Gloo Edge will have discovered the session-affinity-app
service and created an Upstream from it.
Now create a route to the app with glooctl
:
glooctl add route --path-exact /route1 --dest-name default-session-affinity-app-80 --prefix-rewrite /count --name default
In a browser, navigate to this route, /route1
, on your gateway’s URL (you can find this with glooctl proxy url
). If you refresh the page, you should observe a non-incrementing count. For example, in cluster with three nodes, you should see something like the sequence:
1,1,1,2,2,2,3,3,3,4,4,4,...
Apply the session affinity configuration
Configure the upstream
Use kubectl edit upstream -n gloo-system default-session-affinity-app-80
and apply the changes shown below to set a hashing load balancer on the app’s upstream.

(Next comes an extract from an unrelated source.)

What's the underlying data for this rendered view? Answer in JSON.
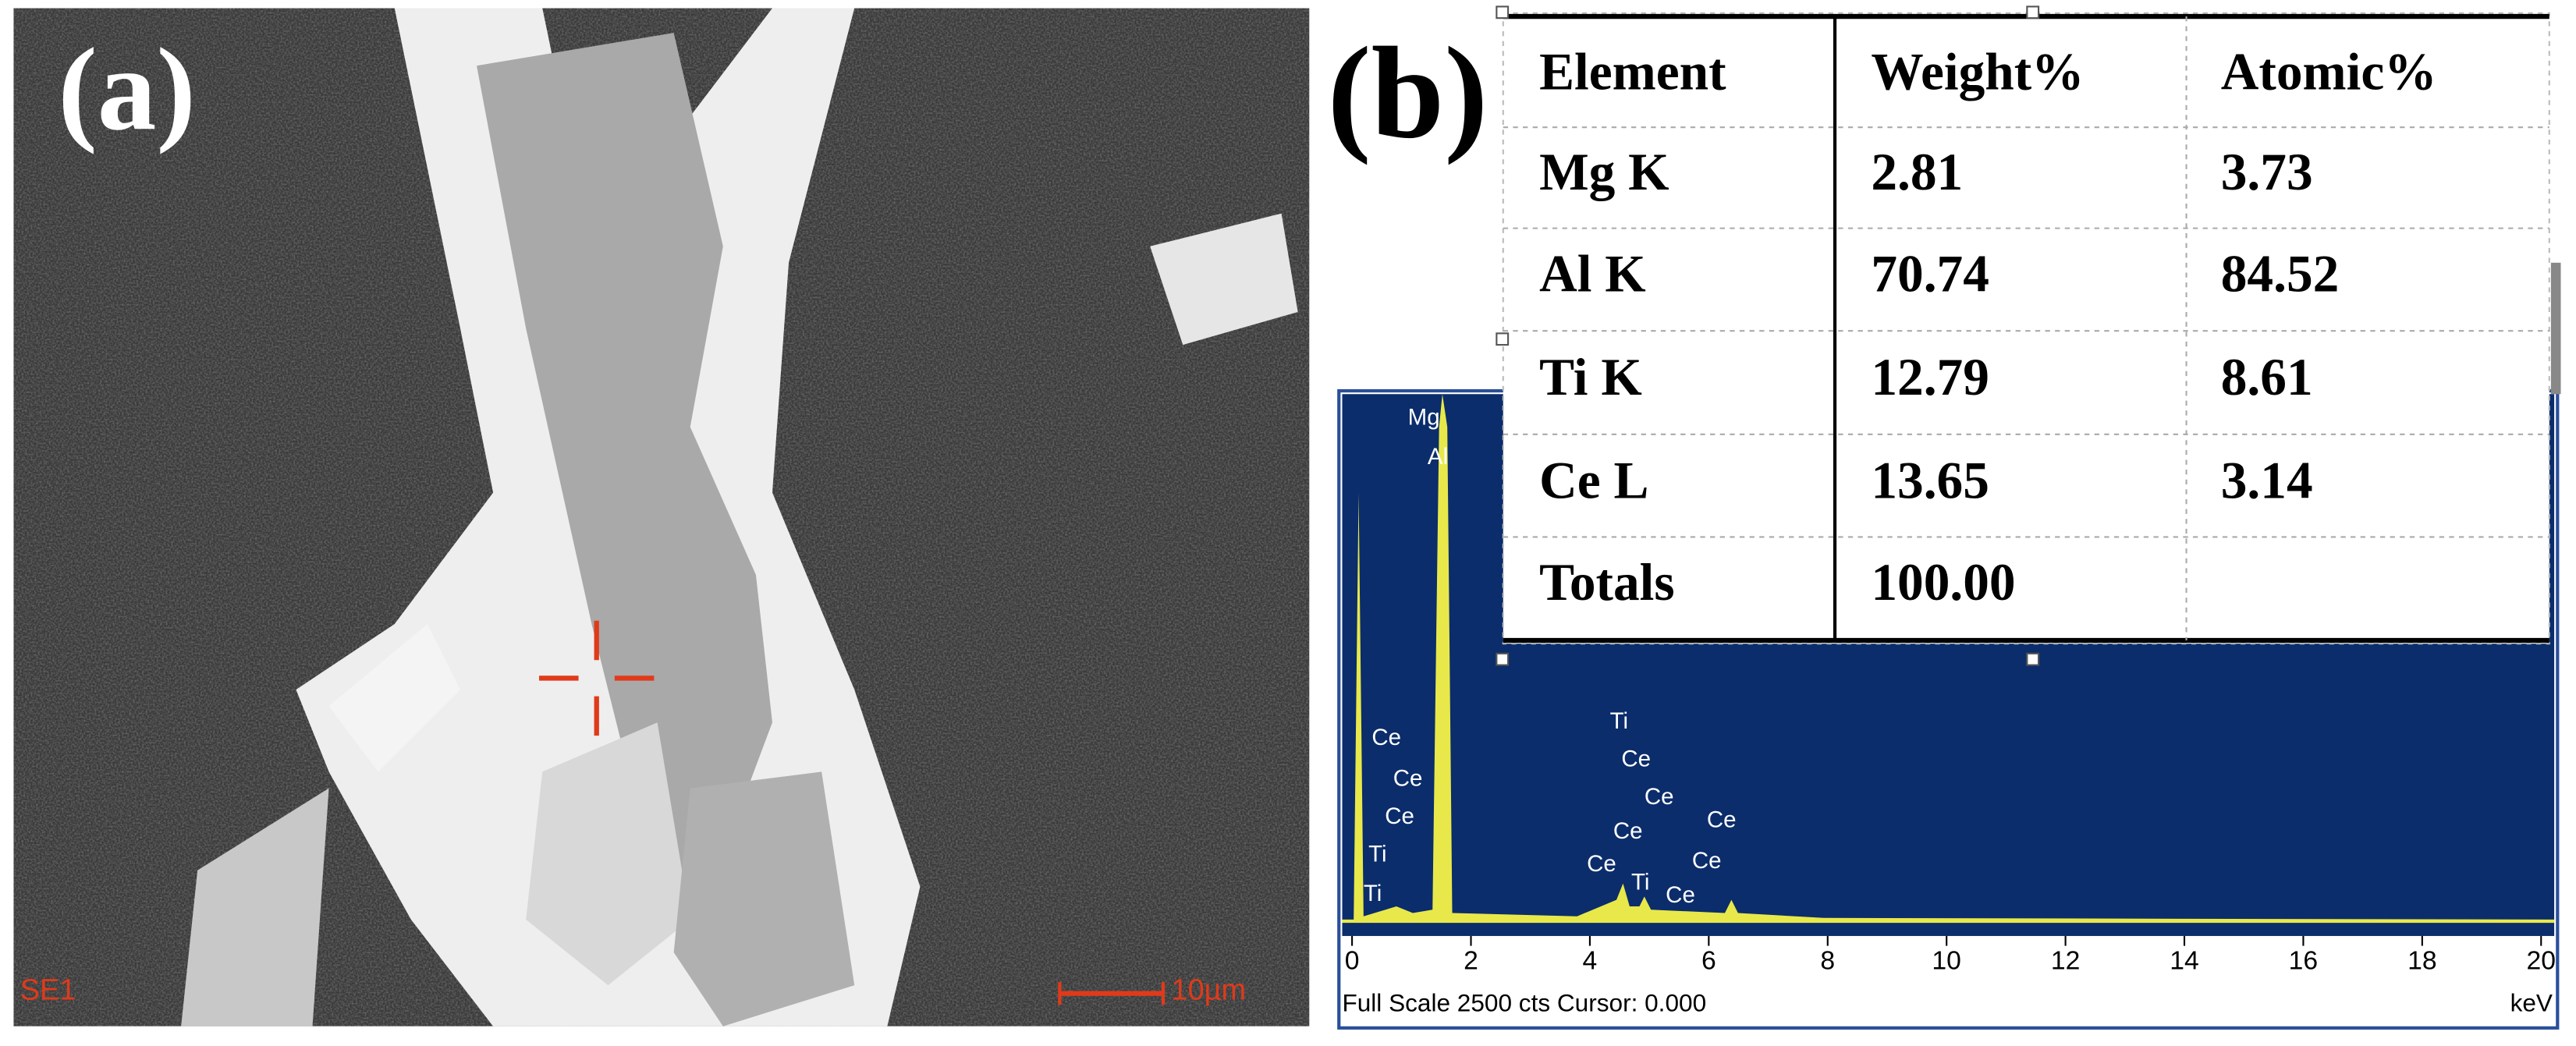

apiVersion: gloo.solo.io/v1
kind: Upstream
metadata:
annotations:
labels:
discovered_by: kubernetesplugin
name: default-session-affinity-app-80
namespace: gloo-system
spec:
kube:
selector:
name: session-affinity-app
serviceName: session-affinity-app
serviceNamespace: default
servicePort: 80
loadBalancerConfig:
ringHash:
ringHashConfig:
maximumRingSize: "200"
minimumRingSize: "10"
Configure the route
Now configure your route to produce hash keys based on a cookie. Update the route with kubectl edit virtualservice -n gloo-system default
and apply the changes shown below.
apiVersion: gateway.solo.io/v1
kind: VirtualService
metadata:
name: default
namespace: gloo-system
spec:
virtualHost:
domains:
- '*'
routes:
- matchers:
- exact: /route1
routeAction:
single:
upstream:
name: default-session-affinity-app-80
namespace: gloo-system
options:
lbHash:
hashPolicies:
- cookie:
name: gloo
path: /abc
ttl: 10s
prefixRewrite: /count
Return to the app in your browser and refresh the page a few times. You should see an increasing count similar to this:
5,6,7,8,...
Now that you have configured cookie-based sticky sessions, web requests from your browser will be served by the same instance of the counter app (unless you delete the cookie).